Florida court overturns Binance.US suspension order
Earlier this year, Florida’s regulator banned Binance.US from serving its residents, citing “immediate danger” to the public as the reason for its decision. The regulator also pointed to Changpeng Zhao’s legal issues, as the founder and former CEO of Binance Holdings pleaded guilty to federal finance charges.
However, Binance.US argued that the suspension order contained procedural errors and misinterpreted local laws.
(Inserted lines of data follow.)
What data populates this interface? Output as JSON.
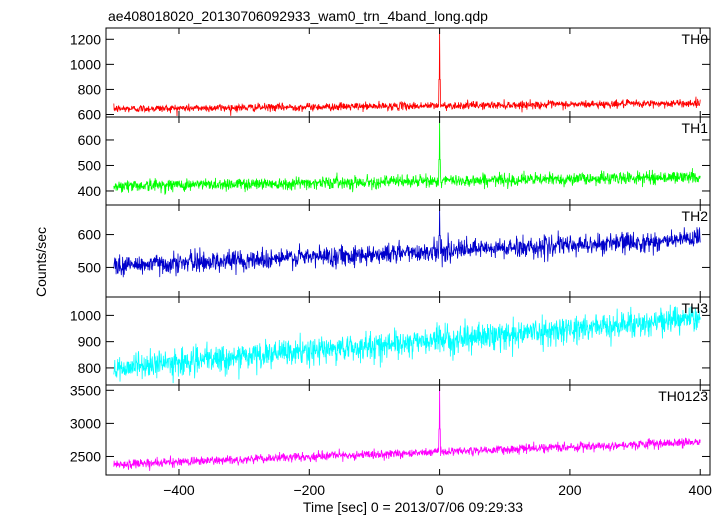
{
  "title": "ae408018020_20130706092933_wam0_trn_4band_long.qdp",
  "ylabel": "Counts/sec",
  "xlabel": "Time [sec] 0 = 2013/07/06 09:29:33",
  "chart_data": {
    "type": "line",
    "title": "ae408018020_20130706092933_wam0_trn_4band_long.qdp",
    "xlabel": "Time [sec] 0 = 2013/07/06 09:29:33",
    "ylabel": "Counts/sec",
    "xlim": [
      -512,
      415
    ],
    "x_ticks": [
      -400,
      -200,
      0,
      200,
      400
    ],
    "x_tick_labels": [
      "−400",
      "−200",
      "0",
      "200",
      "400"
    ],
    "grid": false,
    "shared_x": true,
    "series": [
      {
        "name": "TH0",
        "color": "#ff0000",
        "ylim": [
          580,
          1290
        ],
        "y_ticks": [
          600,
          800,
          1000,
          1200
        ],
        "x_range": [
          -500,
          400
        ],
        "trend": [
          [
            -500,
            645
          ],
          [
            400,
            690
          ]
        ],
        "noise_amplitude": 28,
        "peak": {
          "x": 0,
          "y": 1270
        }
      },
      {
        "name": "TH1",
        "color": "#00ff00",
        "ylim": [
          345,
          690
        ],
        "y_ticks": [
          400,
          500,
          600
        ],
        "x_range": [
          -500,
          400
        ],
        "trend": [
          [
            -500,
            420
          ],
          [
            400,
            455
          ]
        ],
        "noise_amplitude": 22,
        "peak": {
          "x": 0,
          "y": 680
        }
      },
      {
        "name": "TH2",
        "color": "#0000cc",
        "ylim": [
          410,
          690
        ],
        "y_ticks": [
          500,
          600
        ],
        "x_range": [
          -500,
          400
        ],
        "trend": [
          [
            -500,
            505
          ],
          [
            400,
            585
          ]
        ],
        "noise_amplitude": 28,
        "peak": {
          "x": 0,
          "y": 685
        }
      },
      {
        "name": "TH3",
        "color": "#00ffff",
        "ylim": [
          735,
          1070
        ],
        "y_ticks": [
          800,
          900,
          1000
        ],
        "x_range": [
          -500,
          400
        ],
        "trend": [
          [
            -500,
            800
          ],
          [
            400,
            990
          ]
        ],
        "noise_amplitude": 45,
        "peak": null
      },
      {
        "name": "TH0123",
        "color": "#ff00ff",
        "ylim": [
          2220,
          3580
        ],
        "y_ticks": [
          2500,
          3000,
          3500
        ],
        "x_range": [
          -500,
          400
        ],
        "trend": [
          [
            -500,
            2380
          ],
          [
            400,
            2720
          ]
        ],
        "noise_amplitude": 60,
        "peak": {
          "x": 0,
          "y": 3560
        }
      }
    ]
  }
}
The exchange also warned that suspending its license would lead to significant financial losses for over 170,000 accounts in Florida and highlighted the potential harm from the forced liquidation of customers’ digital assets.
In the ruling, the judges unanimously sided with Binance.US, noting that the Florida Office of Financial Regulation failed to justify that the process for arriving at its decision was fair under the circumstances.
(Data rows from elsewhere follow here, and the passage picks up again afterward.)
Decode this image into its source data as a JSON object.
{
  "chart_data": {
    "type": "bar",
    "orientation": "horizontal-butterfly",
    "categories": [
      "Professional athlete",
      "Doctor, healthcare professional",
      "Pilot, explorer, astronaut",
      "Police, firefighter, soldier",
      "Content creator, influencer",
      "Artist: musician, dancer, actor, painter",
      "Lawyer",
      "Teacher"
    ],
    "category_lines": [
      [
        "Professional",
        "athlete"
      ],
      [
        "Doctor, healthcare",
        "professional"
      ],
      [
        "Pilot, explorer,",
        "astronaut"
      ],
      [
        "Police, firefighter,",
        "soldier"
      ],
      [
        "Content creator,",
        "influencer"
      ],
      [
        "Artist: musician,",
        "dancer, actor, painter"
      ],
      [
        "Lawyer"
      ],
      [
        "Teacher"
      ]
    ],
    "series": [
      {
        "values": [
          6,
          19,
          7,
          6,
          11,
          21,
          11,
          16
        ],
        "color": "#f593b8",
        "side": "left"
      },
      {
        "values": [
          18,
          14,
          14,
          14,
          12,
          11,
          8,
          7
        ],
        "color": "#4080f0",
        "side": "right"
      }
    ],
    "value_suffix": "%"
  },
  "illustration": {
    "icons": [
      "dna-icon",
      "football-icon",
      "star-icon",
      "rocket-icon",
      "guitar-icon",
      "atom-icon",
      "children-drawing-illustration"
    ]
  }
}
The court further highlighted the possible financial harm from suspending the license and the potential damage to customers from forced liquidation. They wrote:
“A forced and untimely sale of Florida customers’ digital assets threatens financial harm because of digital asset price fluctuations. In addition, an account holder who is forced to sell a digital asset at a price higher than a cost basis would incur unplanned and extensive tax liabilities.”
Conclusively, the judges noted that the ESO failed to discuss alternative remedies or explain why less harsh measures would be insufficient to address the alleged emergency.
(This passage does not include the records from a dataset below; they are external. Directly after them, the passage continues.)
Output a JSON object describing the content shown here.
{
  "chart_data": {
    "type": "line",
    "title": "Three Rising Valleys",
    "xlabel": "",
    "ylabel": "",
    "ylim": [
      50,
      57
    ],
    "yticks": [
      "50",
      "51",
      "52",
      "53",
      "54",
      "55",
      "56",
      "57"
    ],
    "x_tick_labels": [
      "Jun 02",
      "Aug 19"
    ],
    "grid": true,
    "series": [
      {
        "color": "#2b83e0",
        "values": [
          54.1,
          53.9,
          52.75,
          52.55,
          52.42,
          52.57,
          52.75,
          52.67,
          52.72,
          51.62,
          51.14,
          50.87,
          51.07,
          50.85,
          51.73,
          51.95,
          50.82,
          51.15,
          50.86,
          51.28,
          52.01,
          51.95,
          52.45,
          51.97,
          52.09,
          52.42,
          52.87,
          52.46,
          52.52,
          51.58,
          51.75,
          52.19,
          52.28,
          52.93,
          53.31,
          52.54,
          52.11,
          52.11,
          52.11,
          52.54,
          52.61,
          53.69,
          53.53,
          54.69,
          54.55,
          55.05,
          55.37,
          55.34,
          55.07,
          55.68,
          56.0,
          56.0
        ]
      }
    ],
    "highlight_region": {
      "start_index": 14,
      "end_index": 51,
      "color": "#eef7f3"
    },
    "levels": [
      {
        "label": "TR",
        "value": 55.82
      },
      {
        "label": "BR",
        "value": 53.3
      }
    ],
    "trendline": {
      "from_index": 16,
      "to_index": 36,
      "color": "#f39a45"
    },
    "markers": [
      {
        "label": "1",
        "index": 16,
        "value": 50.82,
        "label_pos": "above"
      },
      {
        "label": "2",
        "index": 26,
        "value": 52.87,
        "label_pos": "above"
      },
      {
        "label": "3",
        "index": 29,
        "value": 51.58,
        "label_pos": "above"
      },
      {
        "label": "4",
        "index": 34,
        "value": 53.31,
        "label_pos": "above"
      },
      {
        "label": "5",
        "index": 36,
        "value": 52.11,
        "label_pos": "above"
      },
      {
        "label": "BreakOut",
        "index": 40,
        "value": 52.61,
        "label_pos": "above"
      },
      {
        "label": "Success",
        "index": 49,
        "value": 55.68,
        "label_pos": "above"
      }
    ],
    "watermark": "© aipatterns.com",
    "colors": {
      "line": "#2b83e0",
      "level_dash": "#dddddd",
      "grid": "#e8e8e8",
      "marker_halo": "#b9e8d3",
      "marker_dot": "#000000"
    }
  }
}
Binance.US is the US affiliate of Binance, the largest crypto trading platform by trading platform. The platform has slowly been rebuilding its customer base following the extensive regulatory scrutiny that collapsed its market share last year.
In April, the firm appointed Martin C. Grant, a former New York Federal Reserve Bank Compliance Chief, to its Board to improve compliance efforts and restore users’ trust in its services.